6. Processing: alignment, mesh or splat, texture, cleanup
Processing is where a good capture is honoured or wasted. The pipeline, in order:
- Alignment — the software matches features across all photos and solves camera positions. If photos do not align, you have a capture problem, not a software problem; we go back to the frames rather than fight the solver.
- Scale — apply the scale bar or known measurements before anything downstream.
- Dense reconstruction — build the point cloud, then a triangle mesh (for the photogrammetry path) or train the splat (for the radiance-field path).
- Texture bake — project the photos back onto the mesh to produce the colour, ideally with shadows removed so lighting reads as neutral.
- Cleanup — delete floating artefacts, fill small holes, remove the scale bar and any people or equipment, and retopologise the worst density spikes.

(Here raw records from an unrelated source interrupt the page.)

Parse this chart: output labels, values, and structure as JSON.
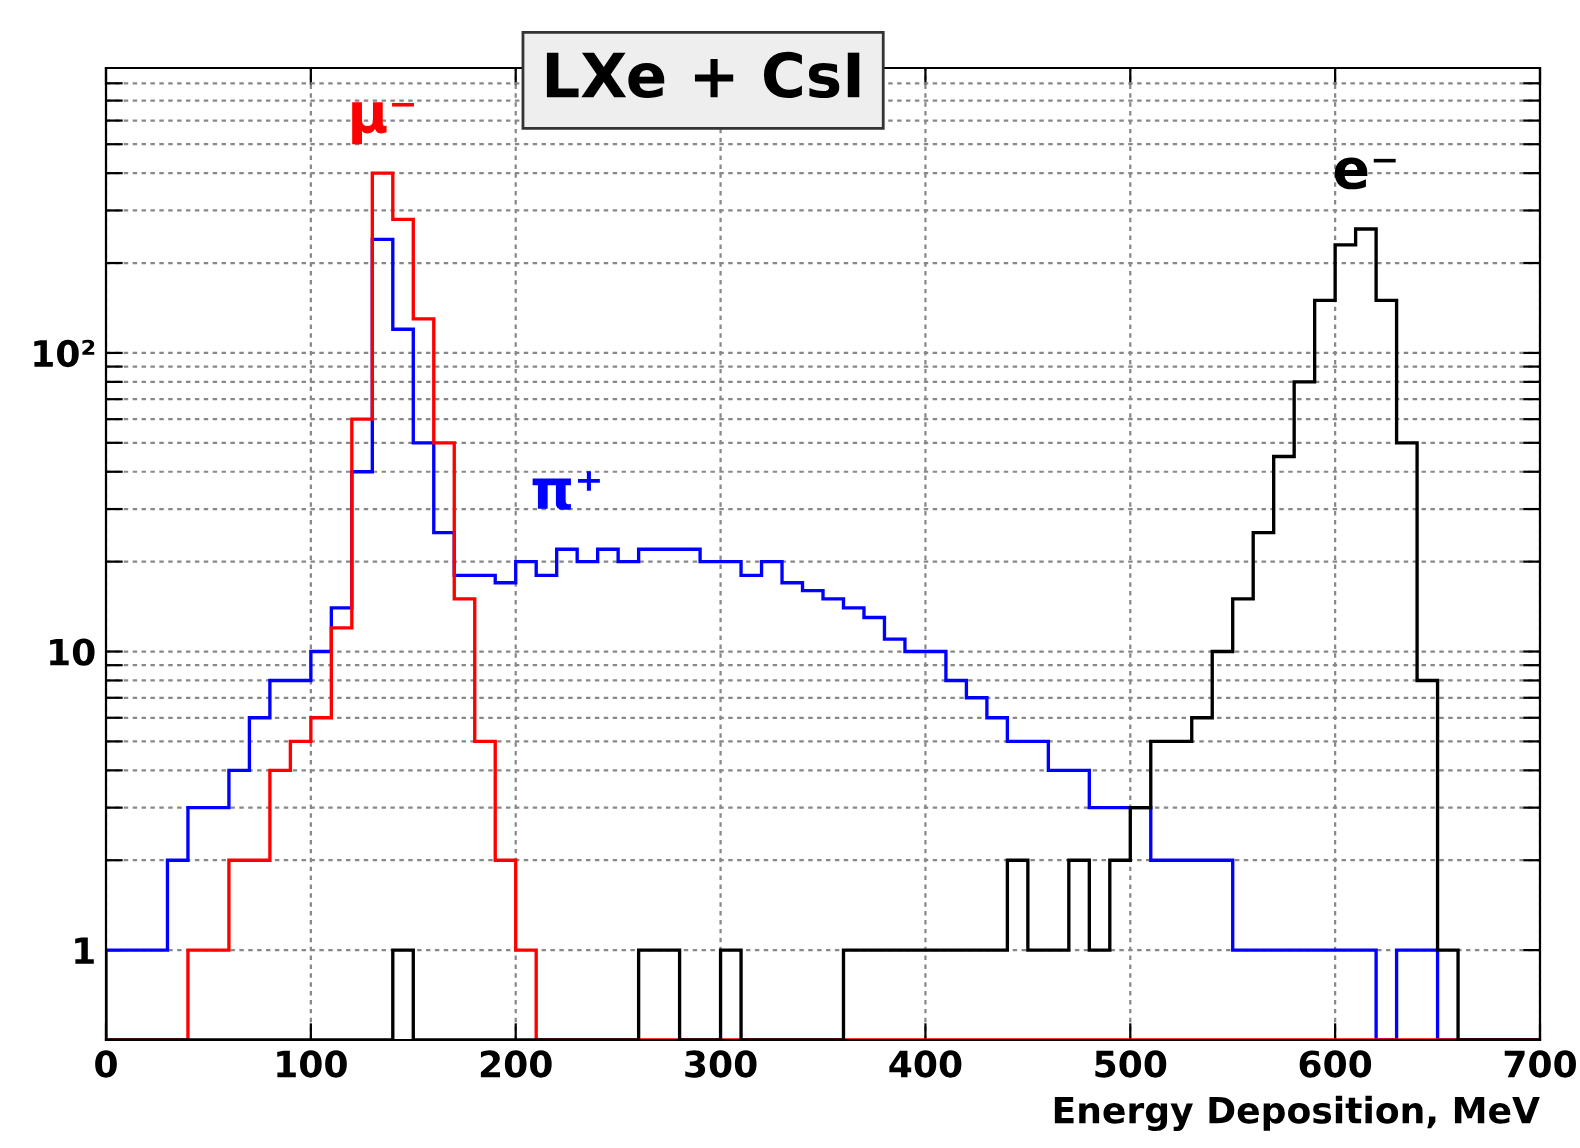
{
  "chart_data": {
    "type": "histogram",
    "title": "LXe + CsI",
    "xlabel": "Energy Deposition, MeV",
    "bins": [
      0,
      10,
      20,
      30,
      40,
      50,
      60,
      70,
      80,
      90,
      100,
      110,
      120,
      130,
      140,
      150,
      160,
      170,
      180,
      190,
      200,
      210,
      220,
      230,
      240,
      250,
      260,
      270,
      280,
      290,
      300,
      310,
      320,
      330,
      340,
      350,
      360,
      370,
      380,
      390,
      400,
      410,
      420,
      430,
      440,
      450,
      460,
      470,
      480,
      490,
      500,
      510,
      520,
      530,
      540,
      550,
      560,
      570,
      580,
      590,
      600,
      610,
      620,
      630,
      640,
      650,
      660,
      670,
      680,
      690,
      700
    ],
    "series": [
      {
        "name": "π⁺",
        "color": "#0000ff",
        "values": [
          1,
          1,
          1,
          2,
          3,
          3,
          4,
          6,
          8,
          8,
          10,
          14,
          40,
          240,
          120,
          50,
          25,
          18,
          18,
          17,
          20,
          18,
          22,
          20,
          22,
          20,
          22,
          22,
          22,
          20,
          20,
          18,
          20,
          17,
          16,
          15,
          14,
          13,
          11,
          10,
          10,
          8,
          7,
          6,
          5,
          5,
          4,
          4,
          3,
          3,
          3,
          2,
          2,
          2,
          2,
          1,
          1,
          1,
          1,
          1,
          1,
          1,
          null,
          1,
          1,
          null,
          null,
          null,
          null,
          null
        ]
      },
      {
        "name": "μ⁻",
        "color": "#ff0000",
        "values": [
          null,
          null,
          null,
          null,
          1,
          1,
          2,
          2,
          4,
          5,
          6,
          12,
          60,
          400,
          280,
          130,
          50,
          15,
          5,
          2,
          1,
          null,
          null,
          null,
          null,
          null,
          null,
          null,
          null,
          null,
          null,
          null,
          null,
          null,
          null,
          null,
          null,
          null,
          null,
          null,
          null,
          null,
          null,
          null,
          null,
          null,
          null,
          null,
          null,
          null,
          null,
          null,
          null,
          null,
          null,
          null,
          null,
          null,
          null,
          null,
          null,
          null,
          null,
          null,
          null,
          null,
          null,
          null,
          null,
          null
        ]
      },
      {
        "name": "e⁻",
        "color": "#000000",
        "values": [
          null,
          null,
          null,
          null,
          null,
          null,
          null,
          null,
          null,
          null,
          null,
          null,
          null,
          null,
          1,
          null,
          null,
          null,
          null,
          null,
          null,
          null,
          null,
          null,
          null,
          null,
          1,
          1,
          null,
          null,
          1,
          null,
          null,
          null,
          null,
          null,
          1,
          1,
          1,
          1,
          1,
          1,
          1,
          1,
          2,
          1,
          1,
          2,
          1,
          2,
          3,
          5,
          5,
          6,
          10,
          15,
          25,
          45,
          80,
          150,
          230,
          260,
          150,
          50,
          8,
          1,
          null,
          null,
          null,
          null
        ]
      }
    ],
    "log": "y",
    "xlim": [
      0,
      700
    ],
    "ylim": [
      0.5,
      900
    ],
    "xticks": [
      0,
      100,
      200,
      300,
      400,
      500,
      600,
      700
    ],
    "yticks": [
      1,
      {
        "value": 2,
        "label": null
      },
      {
        "value": 3,
        "label": null
      },
      {
        "value": 4,
        "label": null
      },
      {
        "value": 5,
        "label": null
      },
      {
        "value": 6,
        "label": null
      },
      {
        "value": 7,
        "label": null
      },
      {
        "value": 8,
        "label": null
      },
      {
        "value": 9,
        "label": null
      },
      10,
      {
        "value": 20,
        "label": null
      },
      {
        "value": 30,
        "label": null
      },
      {
        "value": 40,
        "label": null
      },
      {
        "value": 50,
        "label": null
      },
      {
        "value": 60,
        "label": null
      },
      {
        "value": 70,
        "label": null
      },
      {
        "value": 80,
        "label": null
      },
      {
        "value": 90,
        "label": null
      },
      {
        "value": 100,
        "label": "10²"
      },
      {
        "value": 200,
        "label": null
      },
      {
        "value": 300,
        "label": null
      },
      {
        "value": 400,
        "label": null
      },
      {
        "value": 500,
        "label": null
      },
      {
        "value": 600,
        "label": null
      },
      {
        "value": 700,
        "label": null
      },
      {
        "value": 800,
        "label": null
      }
    ],
    "grid": true,
    "line_style": "solid"
  }
}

We process in stages and review at each one. A two-hour alignment that produces garbage is cheaper to catch than a twelve-hour mesh build on bad data. Keep the raw photos forever — reprocessing with a better algorithm in two years is free; re-shooting a monastery is not.
7. Web delivery: make it load on a phone
A 40-million-triangle mesh is a beautiful archival asset and a terrible web experience. Web delivery is an exercise in throwing away detail intelligently. Our defaults:
- Decimate the mesh to a budget — typically a few hundred thousand triangles for a hero model — and bake the lost detail into a normal map so the silhouette stays crisp.

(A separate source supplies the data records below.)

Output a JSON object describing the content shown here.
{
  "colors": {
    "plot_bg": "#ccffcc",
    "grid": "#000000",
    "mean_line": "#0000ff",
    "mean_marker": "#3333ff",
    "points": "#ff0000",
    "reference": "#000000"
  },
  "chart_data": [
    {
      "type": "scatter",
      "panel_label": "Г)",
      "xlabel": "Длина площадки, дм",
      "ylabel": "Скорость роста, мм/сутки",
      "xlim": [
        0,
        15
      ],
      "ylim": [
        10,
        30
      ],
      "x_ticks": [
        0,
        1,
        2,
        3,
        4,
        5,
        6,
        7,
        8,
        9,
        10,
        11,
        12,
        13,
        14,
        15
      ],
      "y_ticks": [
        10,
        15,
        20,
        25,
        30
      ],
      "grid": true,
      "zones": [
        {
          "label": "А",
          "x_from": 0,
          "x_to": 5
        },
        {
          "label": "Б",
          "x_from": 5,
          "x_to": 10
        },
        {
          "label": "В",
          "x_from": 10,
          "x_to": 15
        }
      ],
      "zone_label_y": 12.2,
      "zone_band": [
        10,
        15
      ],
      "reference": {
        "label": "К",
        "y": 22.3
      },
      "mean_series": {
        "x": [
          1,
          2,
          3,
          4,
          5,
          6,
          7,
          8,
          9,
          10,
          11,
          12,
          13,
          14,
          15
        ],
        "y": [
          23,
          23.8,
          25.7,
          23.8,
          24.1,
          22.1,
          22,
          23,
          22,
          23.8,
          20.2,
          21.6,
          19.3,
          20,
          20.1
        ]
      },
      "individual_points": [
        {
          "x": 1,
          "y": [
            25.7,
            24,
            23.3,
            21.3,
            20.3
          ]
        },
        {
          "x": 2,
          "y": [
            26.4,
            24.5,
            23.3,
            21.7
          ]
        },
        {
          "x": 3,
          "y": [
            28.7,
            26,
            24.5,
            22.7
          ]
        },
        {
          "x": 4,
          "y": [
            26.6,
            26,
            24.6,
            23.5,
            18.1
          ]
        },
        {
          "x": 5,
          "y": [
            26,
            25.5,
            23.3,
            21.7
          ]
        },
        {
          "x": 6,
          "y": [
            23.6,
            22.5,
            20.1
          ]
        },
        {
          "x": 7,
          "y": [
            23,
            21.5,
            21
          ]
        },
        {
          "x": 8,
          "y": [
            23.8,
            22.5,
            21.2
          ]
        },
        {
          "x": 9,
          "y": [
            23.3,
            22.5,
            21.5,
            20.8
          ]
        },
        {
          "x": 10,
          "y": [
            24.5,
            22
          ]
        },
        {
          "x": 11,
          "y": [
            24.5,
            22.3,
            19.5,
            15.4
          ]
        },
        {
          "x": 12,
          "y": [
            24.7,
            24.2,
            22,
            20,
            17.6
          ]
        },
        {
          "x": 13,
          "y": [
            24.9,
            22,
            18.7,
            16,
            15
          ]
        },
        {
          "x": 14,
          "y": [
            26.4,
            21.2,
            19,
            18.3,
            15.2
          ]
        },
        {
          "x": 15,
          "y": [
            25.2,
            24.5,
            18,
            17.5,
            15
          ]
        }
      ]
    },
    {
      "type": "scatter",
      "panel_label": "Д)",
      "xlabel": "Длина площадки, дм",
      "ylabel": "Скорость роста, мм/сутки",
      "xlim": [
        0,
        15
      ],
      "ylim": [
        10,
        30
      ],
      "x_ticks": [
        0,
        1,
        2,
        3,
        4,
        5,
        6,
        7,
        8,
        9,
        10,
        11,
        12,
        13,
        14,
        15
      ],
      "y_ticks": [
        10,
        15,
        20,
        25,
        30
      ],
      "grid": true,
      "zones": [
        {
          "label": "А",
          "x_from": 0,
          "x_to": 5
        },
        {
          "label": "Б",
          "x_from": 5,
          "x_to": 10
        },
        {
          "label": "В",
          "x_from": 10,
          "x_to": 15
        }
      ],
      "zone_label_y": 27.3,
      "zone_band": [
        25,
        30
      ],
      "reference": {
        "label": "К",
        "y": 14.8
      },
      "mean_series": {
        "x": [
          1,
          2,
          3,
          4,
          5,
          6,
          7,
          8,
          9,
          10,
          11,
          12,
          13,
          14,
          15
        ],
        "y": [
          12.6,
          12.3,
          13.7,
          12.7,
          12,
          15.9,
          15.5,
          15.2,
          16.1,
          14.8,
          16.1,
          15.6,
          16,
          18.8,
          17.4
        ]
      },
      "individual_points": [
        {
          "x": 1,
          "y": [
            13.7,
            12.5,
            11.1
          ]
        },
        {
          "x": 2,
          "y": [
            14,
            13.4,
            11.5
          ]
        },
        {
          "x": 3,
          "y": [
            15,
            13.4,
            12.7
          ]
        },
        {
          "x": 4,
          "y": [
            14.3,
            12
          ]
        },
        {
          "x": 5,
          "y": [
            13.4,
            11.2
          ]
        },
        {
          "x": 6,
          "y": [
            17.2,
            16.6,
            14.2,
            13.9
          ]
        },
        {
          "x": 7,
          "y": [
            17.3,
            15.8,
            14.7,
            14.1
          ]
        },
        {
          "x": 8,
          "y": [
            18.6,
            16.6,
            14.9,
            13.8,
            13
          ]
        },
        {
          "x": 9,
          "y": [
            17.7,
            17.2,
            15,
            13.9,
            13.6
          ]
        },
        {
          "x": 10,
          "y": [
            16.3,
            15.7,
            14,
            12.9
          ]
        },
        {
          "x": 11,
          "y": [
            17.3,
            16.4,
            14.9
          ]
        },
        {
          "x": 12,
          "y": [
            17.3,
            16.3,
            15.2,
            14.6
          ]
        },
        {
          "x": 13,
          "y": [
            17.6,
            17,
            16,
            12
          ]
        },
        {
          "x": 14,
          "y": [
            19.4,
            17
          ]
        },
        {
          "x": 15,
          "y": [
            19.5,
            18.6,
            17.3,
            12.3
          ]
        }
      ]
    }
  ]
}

- Compress geometry with Draco and ship as glTF/GLB; compress textures with KTX2/Basis so the GPU uploads them without a CPU stall.
- Stream and level-of-detail so distant geometry loads coarse and refines as the visitor approaches.
- Render with Three.js / WebGL, server-rendered page around it, no heavy framework — consistent with how we build the rest of the site.
- Test on a mid-range phone on cellular, not your workstation. If it does not load in a few seconds and hold a usable frame rate, it is not finished.
Gaussian splats follow the same logic with different tools: prune low-contribution splats, quantise, and stream by importance. The principle is identical — the model that ships is the one that loads.
The short version
Survey to find failures early. Control light or schedule around it. Shoot high-overlap, multi-elevation patterns with no gaps. Put a scale reference in frame. Plan glass, gold, dark stone and reflections as special cases — splat where mesh fails. Process in reviewable stages and keep every raw photo. Then decimate, compress and stream so it loads on a phone.
Heritage capture rewards patience and punishes shortcuts. The Convento do Beato and Castelo de Castro Marim taught us that the best capture day is a boring one — because every interesting problem was already solved on the survey. If you are weighing a 3D capture of a building that matters, that is the standard worth holding to.